Menurut Hadi, pemberian tunjangan perumahan bagi pimpinan dan anggota DPRD merujuk pada Peraturan Pemerintah Nomor 18 Tahun 2017 tentang Hak Keuangan dan Administratif Pimpinan dan Anggota DPRD.
Kemudian, Peraturan Menteri Dalam Negeri Nomor 62 Tahun 2017 tentang Pengelompokan Keuangan Daerah, serta SE Mendagri Nomor 188.31/7807/SJ tentang Pelaksanaan dan Pertanggungjawaban Dana Operasional.
“Antara ketua, pimpinan dan anggota itu berbeda. Itu berdasarkan luasan tanah yang menjadi hak dari masing-masing jabatan itu,” ungkap Hadi.
Sesuai ketentuan, besaran tunjangan rumah jabatan untuk ketua DPRD disetarakan dengan luas bangunan maksimal 300 meter persegi, serta luas tanah maksimal 750 meter persegi.
Kemudian, tunjangan rumah jabatan untuk wakil ketua DPRD disetarakan dengan luas bangunan maksimal 250 meter persegi dan luas tanah 500 meter persegi.
Sedangkan untuk anggota DPRD, disetarakan dengan ukuran maksimal luas bangunan 150 meter persegi, serta luas tanah 350 meter persegi.
“Yang menjadi dasar sampai keluar angka segitu kan berdasarkan appraisal,” kata Hadi Atmaji.
Sebelumnya diberitakan, anggota Dewan Perwakilan Rakyat Daerah (DPRD) Kabupaten Jombang, Jawa Timur, memperoleh tunjangan yang lumayan fantastis.
Selain gaji pokok, para anggota DPRD Jombang mendapatkan tunjangan perumahan dan tunjangan transportasi.
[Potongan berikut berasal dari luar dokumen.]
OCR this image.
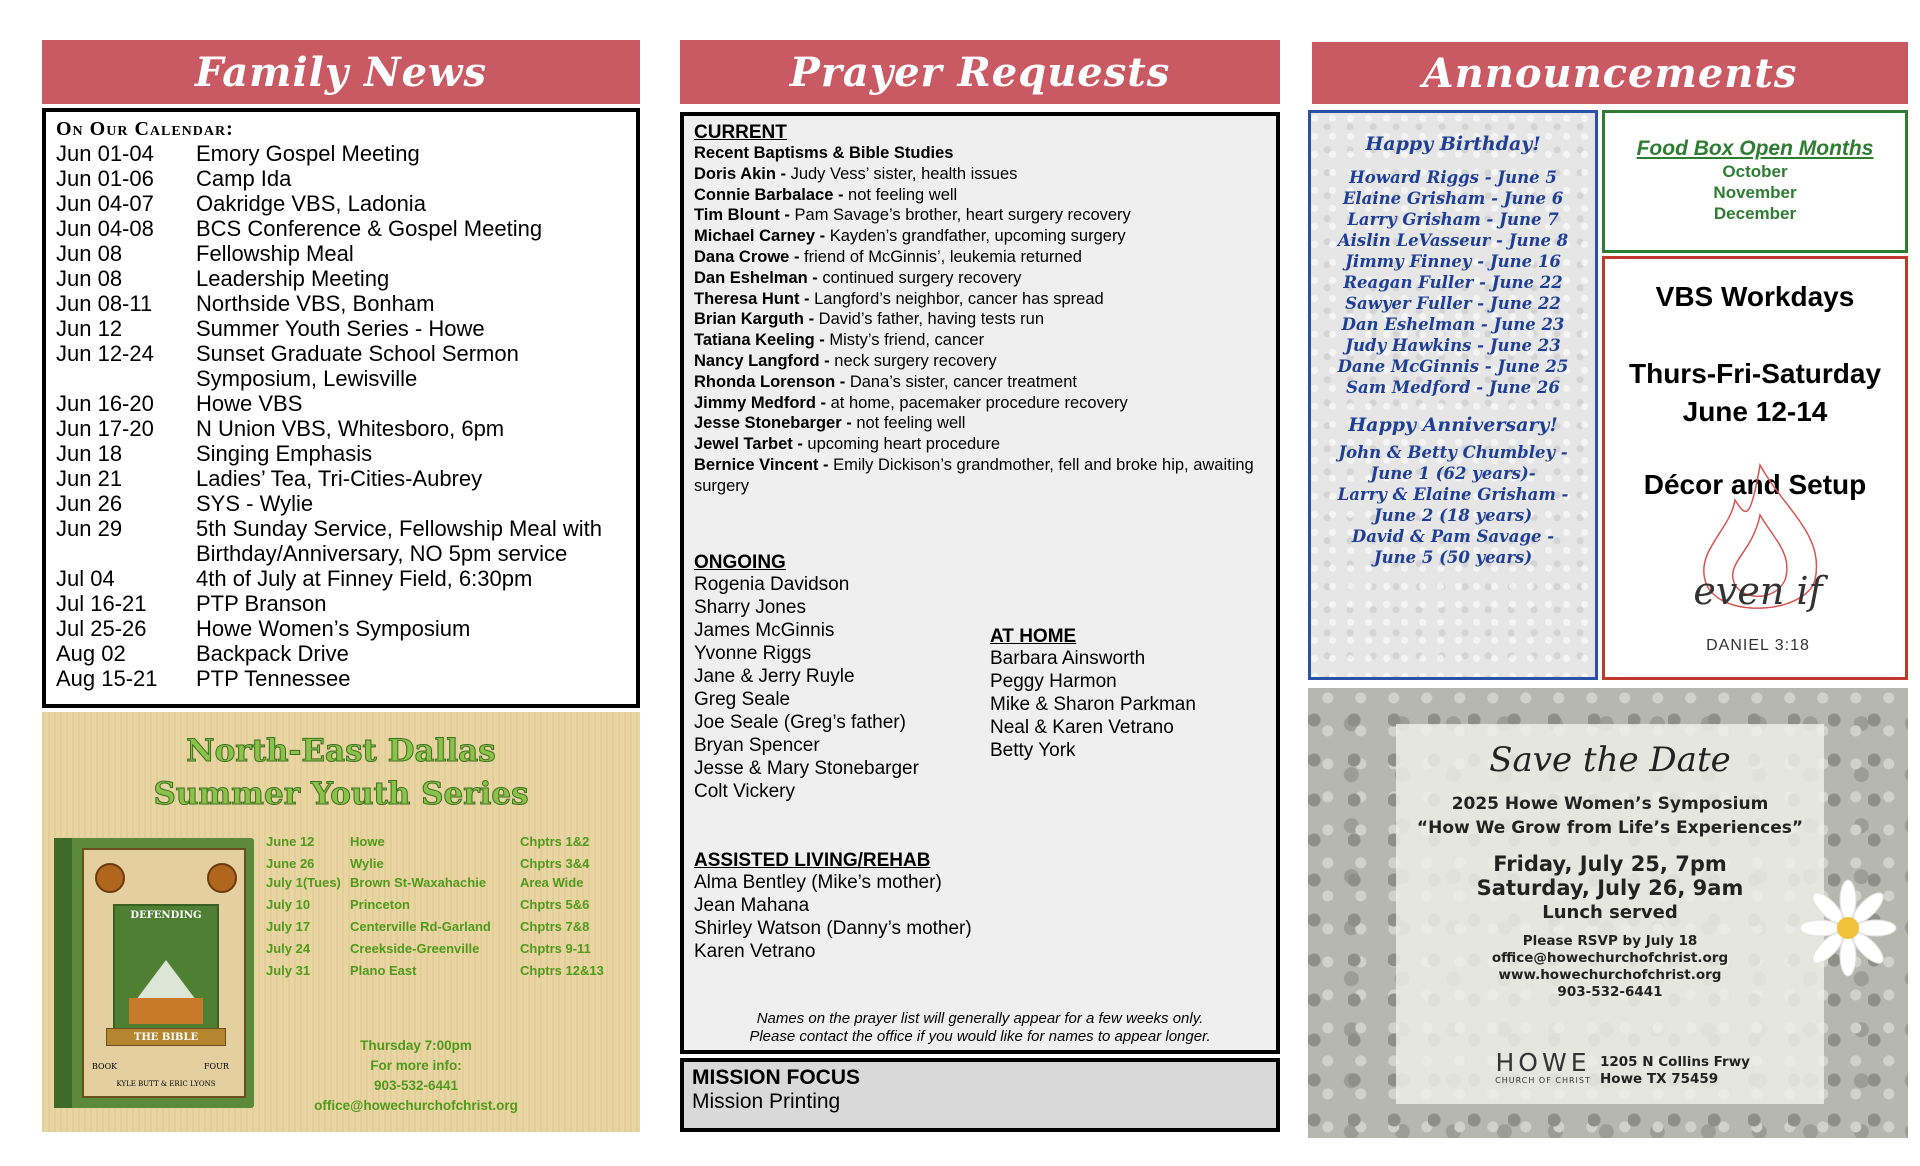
Family News
On Our Calendar:
Jun 01-04	Emory Gospel Meeting
Jun 01-06	Camp Ida
Jun 04-07	Oakridge VBS, Ladonia
Jun 04-08	BCS Conference & Gospel Meeting
Jun 08	Fellowship Meal
Jun 08	Leadership Meeting
Jun 08-11	Northside VBS, Bonham
Jun 12	Summer Youth Series - Howe
Jun 12-24	Sunset Graduate School Sermon
Symposium, Lewisville
Jun 16-20	Howe VBS
Jun 17-20	N Union VBS, Whitesboro, 6pm
Jun 18	Singing Emphasis
Jun 21	Ladies’ Tea, Tri-Cities-Aubrey
Jun 26	SYS - Wylie
Jun 29	5th Sunday Service, Fellowship Meal with
Birthday/Anniversary, NO 5pm service
Jul 04	4th of July at Finney Field, 6:30pm
Jul 16-21	PTP Branson
Jul 25-26	Howe Women’s Symposium
Aug 02	Backpack Drive
Aug 15-21	PTP Tennessee
North-East Dallas
Summer Youth Series
DEFENDING
THE BIBLE
BOOK	FOUR
KYLE BUTT & ERIC LYONS
June 12	Howe	Chptrs 1&2
June 26	Wylie	Chptrs 3&4
July 1(Tues) Brown St-Waxahachie	Area Wide
July 10	Princeton	Chptrs 5&6
July 17	Centerville Rd-Garland	Chptrs 7&8
July 24	Creekside-Greenville	Chptrs 9-11
July 31	Plano East	Chptrs 12&13
Thursday 7:00pm
For more info:
903-532-6441
office@howechurchofchrist.org
Prayer Requests
CURRENT
Recent Baptisms & Bible Studies
Doris Akin - Judy Vess’ sister, health issues
Connie Barbalace - not feeling well
Tim Blount - Pam Savage’s brother, heart surgery recovery
Michael Carney - Kayden’s grandfather, upcoming surgery
Dana Crowe - friend of McGinnis’, leukemia returned
Dan Eshelman - continued surgery recovery
Theresa Hunt - Langford’s neighbor, cancer has spread
Brian Karguth - David’s father, having tests run
Tatiana Keeling - Misty’s friend, cancer
Nancy Langford - neck surgery recovery
Rhonda Lorenson - Dana’s sister, cancer treatment
Jimmy Medford - at home, pacemaker procedure recovery
Jesse Stonebarger - not feeling well
Jewel Tarbet - upcoming heart procedure
Bernice Vincent - Emily Dickison’s grandmother, fell and broke hip, awaiting surgery
ONGOING
Rogenia Davidson
Sharry Jones
James McGinnis
Yvonne Riggs
Jane & Jerry Ruyle
Greg Seale
Joe Seale (Greg’s father)
Bryan Spencer
Jesse & Mary Stonebarger
Colt Vickery
AT HOME
Barbara Ainsworth
Peggy Harmon
Mike & Sharon Parkman
Neal & Karen Vetrano
Betty York
ASSISTED LIVING/REHAB
Alma Bentley (Mike’s mother)
Jean Mahana
Shirley Watson (Danny’s mother)
Karen Vetrano
Names on the prayer list will generally appear for a few weeks only.
Please contact the office if you would like for names to appear longer.
MISSION FOCUS
Mission Printing
Announcements
Happy Birthday!
Howard Riggs - June 5
Elaine Grisham - June 6
Larry Grisham - June 7
Aislin LeVasseur - June 8
Jimmy Finney - June 16
Reagan Fuller - June 22
Sawyer Fuller - June 22
Dan Eshelman - June 23
Judy Hawkins - June 23
Dane McGinnis - June 25
Sam Medford - June 26
Happy Anniversary!
John & Betty Chumbley -
June 1 (62 years)-
Larry & Elaine Grisham -
June 2 (18 years)
David & Pam Savage -
June 5 (50 years)
Food Box Open Months
October
November
December
VBS Workdays
Thurs-Fri-Saturday
June 12-14
Décor and Setup
even if
DANIEL 3:18
Save the Date
2025 Howe Women’s Symposium
“How We Grow from Life’s Experiences”
Friday, July 25, 7pm
Saturday, July 26, 9am
Lunch served
Please RSVP by July 18
office@howechurchofchrist.org
www.howechurchofchrist.org
903-532-6441
HOWE
CHURCH OF CHRIST
1205 N Collins Frwy
Howe TX 75459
Tunjangan diterima setiap bulan, sejak mereka dilantik menjadi anggota legislatif.
Besaran tunjangan perumahan dan tunjangan transportasi bagi anggota DPRD Jombang, menuai kritik dari Forum Rembug Masyarakat Jombang (FRMJ).
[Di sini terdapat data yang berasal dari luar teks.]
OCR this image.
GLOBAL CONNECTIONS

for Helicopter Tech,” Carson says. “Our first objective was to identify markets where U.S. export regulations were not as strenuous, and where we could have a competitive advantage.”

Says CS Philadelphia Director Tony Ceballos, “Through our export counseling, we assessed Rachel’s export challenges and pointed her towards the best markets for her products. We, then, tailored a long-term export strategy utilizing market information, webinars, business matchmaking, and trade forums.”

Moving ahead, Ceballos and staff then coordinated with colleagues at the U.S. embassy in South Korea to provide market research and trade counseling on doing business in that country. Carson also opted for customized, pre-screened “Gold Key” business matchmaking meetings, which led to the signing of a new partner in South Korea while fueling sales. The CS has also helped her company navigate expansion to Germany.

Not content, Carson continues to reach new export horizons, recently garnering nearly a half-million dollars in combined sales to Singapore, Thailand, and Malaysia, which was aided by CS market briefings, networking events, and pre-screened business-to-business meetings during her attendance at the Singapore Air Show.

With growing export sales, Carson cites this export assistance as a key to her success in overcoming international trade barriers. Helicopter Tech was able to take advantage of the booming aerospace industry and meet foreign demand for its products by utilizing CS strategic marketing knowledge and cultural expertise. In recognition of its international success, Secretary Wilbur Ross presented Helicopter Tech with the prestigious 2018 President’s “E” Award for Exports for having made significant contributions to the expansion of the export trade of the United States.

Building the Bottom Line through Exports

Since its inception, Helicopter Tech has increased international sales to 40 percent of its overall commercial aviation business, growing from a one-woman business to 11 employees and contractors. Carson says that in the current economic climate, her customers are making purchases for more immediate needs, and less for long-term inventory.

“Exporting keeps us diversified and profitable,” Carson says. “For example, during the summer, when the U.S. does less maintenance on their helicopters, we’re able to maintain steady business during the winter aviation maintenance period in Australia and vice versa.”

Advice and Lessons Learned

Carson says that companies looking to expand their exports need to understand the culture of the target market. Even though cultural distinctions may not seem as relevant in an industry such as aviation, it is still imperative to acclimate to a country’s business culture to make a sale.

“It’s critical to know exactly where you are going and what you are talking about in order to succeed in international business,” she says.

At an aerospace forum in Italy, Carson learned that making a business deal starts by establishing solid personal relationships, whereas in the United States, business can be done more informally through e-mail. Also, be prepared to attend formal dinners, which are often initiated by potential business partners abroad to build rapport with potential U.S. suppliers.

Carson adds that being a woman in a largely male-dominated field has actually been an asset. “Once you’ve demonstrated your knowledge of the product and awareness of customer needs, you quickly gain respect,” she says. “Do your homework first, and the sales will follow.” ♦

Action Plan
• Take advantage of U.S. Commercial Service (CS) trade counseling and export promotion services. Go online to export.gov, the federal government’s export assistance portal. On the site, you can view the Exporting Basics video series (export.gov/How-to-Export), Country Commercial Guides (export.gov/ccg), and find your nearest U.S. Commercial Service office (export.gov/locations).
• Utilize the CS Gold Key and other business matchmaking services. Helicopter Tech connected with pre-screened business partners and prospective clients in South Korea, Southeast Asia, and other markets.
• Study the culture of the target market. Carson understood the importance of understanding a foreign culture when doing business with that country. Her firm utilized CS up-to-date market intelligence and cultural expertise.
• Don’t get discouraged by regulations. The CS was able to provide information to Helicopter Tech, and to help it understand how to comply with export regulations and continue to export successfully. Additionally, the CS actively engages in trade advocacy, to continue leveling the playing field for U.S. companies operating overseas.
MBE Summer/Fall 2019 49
Menurut Joko Fatah Rochim, Ketua FRMJ, tunjangan perumahan dan tunjangan transportasi terlalu fantastis dan tidak realistis.
Dijelaskan, adanya tunjangan tersebut disebut tidak realistis sebab anggota DPRD Jombang merupakan warga Kabupaten Jombang dan tidak tinggal di luar daerah.
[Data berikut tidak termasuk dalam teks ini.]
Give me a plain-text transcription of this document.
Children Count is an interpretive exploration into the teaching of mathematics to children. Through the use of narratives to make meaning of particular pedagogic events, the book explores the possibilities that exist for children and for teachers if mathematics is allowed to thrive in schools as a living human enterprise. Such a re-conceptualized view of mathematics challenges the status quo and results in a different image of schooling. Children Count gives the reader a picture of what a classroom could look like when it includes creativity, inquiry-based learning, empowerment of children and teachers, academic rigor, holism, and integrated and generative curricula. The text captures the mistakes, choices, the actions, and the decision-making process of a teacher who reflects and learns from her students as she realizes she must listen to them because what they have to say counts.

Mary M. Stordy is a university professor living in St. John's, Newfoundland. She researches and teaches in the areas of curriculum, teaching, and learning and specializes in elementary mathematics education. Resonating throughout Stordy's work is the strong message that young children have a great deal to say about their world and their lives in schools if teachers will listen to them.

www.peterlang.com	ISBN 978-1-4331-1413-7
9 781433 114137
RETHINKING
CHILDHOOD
“Tunjangan perumahan yang seperti apa. Terus, anggota DPRD Jombang itu kan rumahnya di Jombang semua, kenapa masih memerlukan tunjangan perumahan,” ujar Fatah, Selasa (2/9/2025).
Ia meminta agar regulasi yang mengatur pembenaran pemberian tunjangan perumahan dan tunjangan transportasi bagi anggota DPRD Jombang tersebut dicabut.